Михаил Врубель: страстный, нищий, гениальный
Михаил Врубель жил, как рисовал: стремительно, ярко, «крупными мазками», интригуя «зрителей» и вызывая у них ощущение надвигающейся катастрофы. Он наносил себе увечья, чтобы приглушить боль безответной любви, крепко пил, был всегда на мели. Он постоянно пикировал. Он разгуливал по Киеву в коротких панталонах и чулках. Он громогласно заявлял, что Репин не умеет рисовать. Окружающие давно привыкли к его причудам. Когда Врубелем начало овладевать безумие – не творческое, а то, что требует вмешательства докторов, – не все заметили в нем перемену. Во всяком случае, не сразу.
Михаил Александрович Врубель родился в Омске. Его мать умерла от чахотки, когда ему было три, и воспитанием детей вместе с отцом занималась мачеха – Елизавета Вессель. Михаил был слабым ребенком. Он начал ходить только в три года, сторонился подвижных игр, избегал физических усилий. На ноги его поставила именно мачеха, которая заставила мальчика соблюдать режим, а также диету «из сырого мяса и рыбьего жира».

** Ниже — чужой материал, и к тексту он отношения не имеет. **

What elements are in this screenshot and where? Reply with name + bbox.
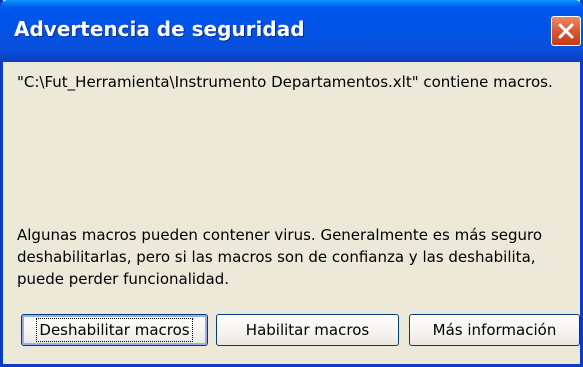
disable-macros-button[interactable]: Deshabilitar macros xyxy=(21,314,208,346)
close-button[interactable] xyxy=(551,16,581,46)
file-macros-message: "C:\Fut_Herramienta\Instrumento Departam… xyxy=(17,73,553,91)
more-info-button[interactable]: Más información xyxy=(409,314,580,346)
title-bar[interactable]: Advertencia de seguridad xyxy=(0,0,583,62)
macro-warning-text: Algunas macros pueden contener virus. Ge… xyxy=(17,226,543,288)
enable-macros-label: Habilitar macros xyxy=(245,321,370,339)
enable-macros-button[interactable]: Habilitar macros xyxy=(216,314,399,346)
close-icon xyxy=(558,23,574,39)
more-info-label: Más información xyxy=(432,321,557,339)
dialog-title: Advertencia de seguridad xyxy=(14,17,305,41)
security-warning-dialog: Advertencia de seguridad "C:\Fut_Herrami… xyxy=(0,0,583,367)
disable-macros-label: Deshabilitar macros xyxy=(36,318,193,342)
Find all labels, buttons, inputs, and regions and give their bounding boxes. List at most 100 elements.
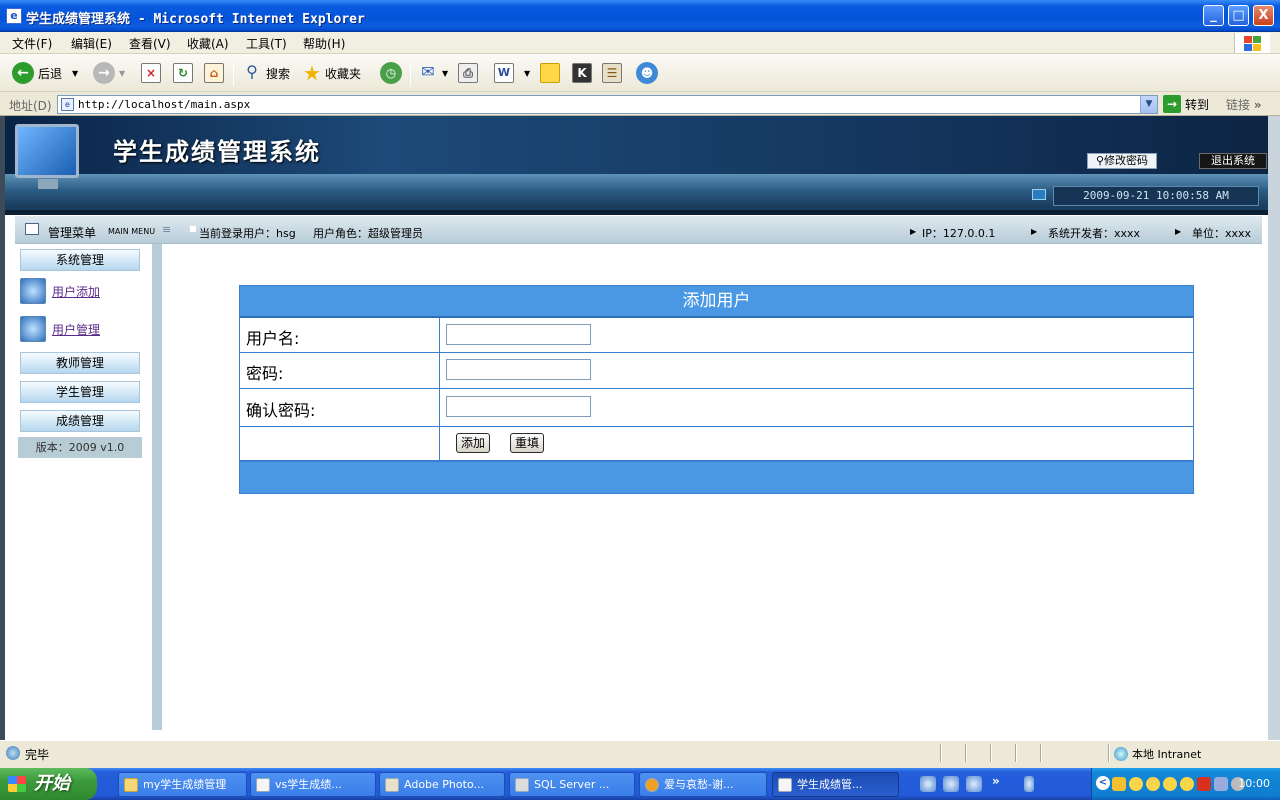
printer-icon: ⎙: [458, 63, 478, 83]
home-button[interactable]: ⌂: [204, 60, 224, 86]
sidebar-teacher-management[interactable]: 教师管理: [20, 352, 140, 374]
username-input[interactable]: [446, 324, 591, 345]
menu-tools[interactable]: 工具(T): [246, 35, 287, 52]
menu-help[interactable]: 帮助(H): [303, 35, 345, 52]
sidebar-student-management[interactable]: 学生管理: [20, 381, 140, 403]
column-divider: [439, 353, 440, 388]
task-label: my学生成绩管理: [143, 778, 227, 791]
page-icon: e: [61, 98, 74, 111]
status-divider: [1040, 744, 1042, 762]
forward-button[interactable]: → ▼: [93, 60, 125, 86]
toolbar-separator: [410, 62, 411, 86]
tray-expand-icon[interactable]: <: [1096, 776, 1110, 790]
stop-button[interactable]: ×: [141, 60, 161, 86]
task-visual-studio[interactable]: vs学生成绩...: [250, 772, 376, 797]
address-input[interactable]: e http://localhost/main.aspx ▼: [57, 95, 1158, 114]
datetime-display: 2009-09-21 10:00:58 AM: [1053, 186, 1259, 206]
task-ie-active[interactable]: 学生成绩管...: [772, 772, 899, 797]
tray-icon[interactable]: [1112, 777, 1126, 791]
home-icon: ⌂: [204, 63, 224, 83]
menu-edit[interactable]: 编辑(E): [71, 35, 112, 52]
menu-favorites[interactable]: 收藏(A): [187, 35, 229, 52]
menu-file[interactable]: 文件(F): [12, 35, 52, 52]
confirm-password-label: 确认密码:: [246, 401, 316, 420]
search-button[interactable]: ⚲ 搜索: [242, 60, 290, 86]
add-button[interactable]: 添加: [456, 433, 491, 453]
back-dropdown-icon[interactable]: ▼: [72, 69, 78, 78]
research-button[interactable]: ☰: [602, 60, 622, 86]
address-url[interactable]: http://localhost/main.aspx: [78, 98, 250, 111]
history-button[interactable]: ◷: [380, 60, 402, 86]
mail-button[interactable]: ✉ ▼: [418, 60, 448, 86]
books-icon: ☰: [602, 63, 622, 83]
messenger-button[interactable]: ☻: [636, 60, 658, 86]
password-label: 密码:: [246, 364, 284, 383]
task-photoshop[interactable]: Adobe Photo...: [379, 772, 505, 797]
qq-icon[interactable]: [1146, 777, 1160, 791]
discuss-button[interactable]: [540, 60, 560, 86]
qq-icon[interactable]: [1180, 777, 1194, 791]
vs-icon: [256, 778, 270, 792]
task-music[interactable]: 爱与哀愁-谢...: [639, 772, 767, 797]
quicklaunch-icon[interactable]: [966, 776, 982, 792]
back-button[interactable]: ← 后退 ▼: [12, 60, 78, 86]
history-icon: ◷: [380, 62, 402, 84]
minimize-button[interactable]: _: [1203, 5, 1224, 26]
print-button[interactable]: ⎙: [458, 60, 478, 86]
status-divider: [1015, 744, 1017, 762]
menu-view[interactable]: 查看(V): [129, 35, 171, 52]
ie-quicklaunch-icon[interactable]: [920, 776, 936, 792]
k-button[interactable]: K: [572, 60, 592, 86]
column-divider: [439, 318, 440, 352]
security-zone[interactable]: 本地 Intranet: [1114, 746, 1201, 762]
version-label: 版本：2009 v1.0: [18, 437, 142, 458]
favorites-label: 收藏夹: [324, 66, 361, 81]
form-title: 添加用户: [240, 286, 1193, 318]
monitor-icon: [15, 124, 79, 189]
status-divider: [940, 744, 942, 762]
quicklaunch-icon[interactable]: [943, 776, 959, 792]
sidebar-item-add-user[interactable]: 用户添加: [20, 278, 100, 304]
more-chevron-icon[interactable]: »: [992, 774, 1000, 788]
favorites-button[interactable]: ★ 收藏夹: [303, 60, 361, 86]
add-user-link[interactable]: 用户添加: [52, 283, 100, 300]
add-user-form: 添加用户 用户名: 密码: 确认密码: 添加 重填: [239, 285, 1194, 494]
maximize-button[interactable]: □: [1228, 5, 1249, 26]
qq-icon[interactable]: [1163, 777, 1177, 791]
quicklaunch-icon[interactable]: [1024, 776, 1034, 792]
developer: 系统开发者：xxxx: [1048, 227, 1141, 240]
window-title-bar[interactable]: e 学生成绩管理系统 - Microsoft Internet Explorer…: [0, 0, 1280, 32]
qq-icon[interactable]: [1129, 777, 1143, 791]
sidebar-item-manage-user[interactable]: 用户管理: [20, 316, 100, 342]
refresh-button[interactable]: ↻: [173, 60, 193, 86]
task-folder[interactable]: my学生成绩管理: [118, 772, 247, 797]
change-password-button[interactable]: ⚲修改密码: [1087, 153, 1157, 169]
site-title: 学生成绩管理系统: [113, 138, 321, 166]
antivirus-icon[interactable]: [1197, 777, 1211, 791]
task-label: SQL Server ...: [534, 778, 610, 791]
manage-user-link[interactable]: 用户管理: [52, 321, 100, 338]
start-button[interactable]: 开始: [0, 768, 97, 800]
tray-icon[interactable]: [1214, 777, 1228, 791]
task-sql-server[interactable]: SQL Server ...: [509, 772, 635, 797]
refresh-icon: ↻: [173, 63, 193, 83]
close-button[interactable]: X: [1253, 5, 1274, 26]
ie-icon: [778, 778, 792, 792]
reset-button[interactable]: 重填: [510, 433, 545, 453]
k-logo-icon: K: [572, 63, 592, 83]
column-divider: [439, 389, 440, 426]
confirm-password-input[interactable]: [446, 396, 591, 417]
user-role: 用户角色：超级管理员: [313, 227, 423, 240]
address-dropdown-icon[interactable]: ▼: [1140, 96, 1157, 113]
sidebar-score-management[interactable]: 成绩管理: [20, 410, 140, 432]
links-toolbar[interactable]: 链接 »: [1226, 96, 1262, 113]
task-label: 爱与哀愁-谢...: [664, 778, 734, 791]
sidebar-system-management[interactable]: 系统管理: [20, 249, 140, 271]
toolbar-separator: [233, 62, 234, 86]
taskbar: 开始 my学生成绩管理 vs学生成绩... Adobe Photo... SQL…: [0, 768, 1280, 800]
edit-word-button[interactable]: W ▼: [494, 60, 530, 86]
password-input[interactable]: [446, 359, 591, 380]
go-button[interactable]: → 转到: [1163, 95, 1209, 113]
search-icon: ⚲: [246, 62, 258, 81]
logout-button[interactable]: 退出系统: [1199, 153, 1267, 169]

Еще одним несомненным вкладом мачехи в судьбу и личность Михаила Врубеля была музыка. В те годы играть на фортепиано полагалось всякой барышне из приличной семьи. Однако Елизавета Вессель, по свидетельствам современников, в самом деле была выдающейся исполнительницей. Дети часами могли смотреть, как она играет. Именно смотреть: на унизанные кольцами, порхающие пальцы, на легкие запястья в блеске браслетов. Должно быть, где-то здесь для юного Врубеля сплавлялись в одно целое форма и содержание, образ и декорации, волшебство и золоченые побрякушки. Где-то здесь зарождались эстетические представления художника, который однажды скажет: «Декоративно – все, и только декоративно!»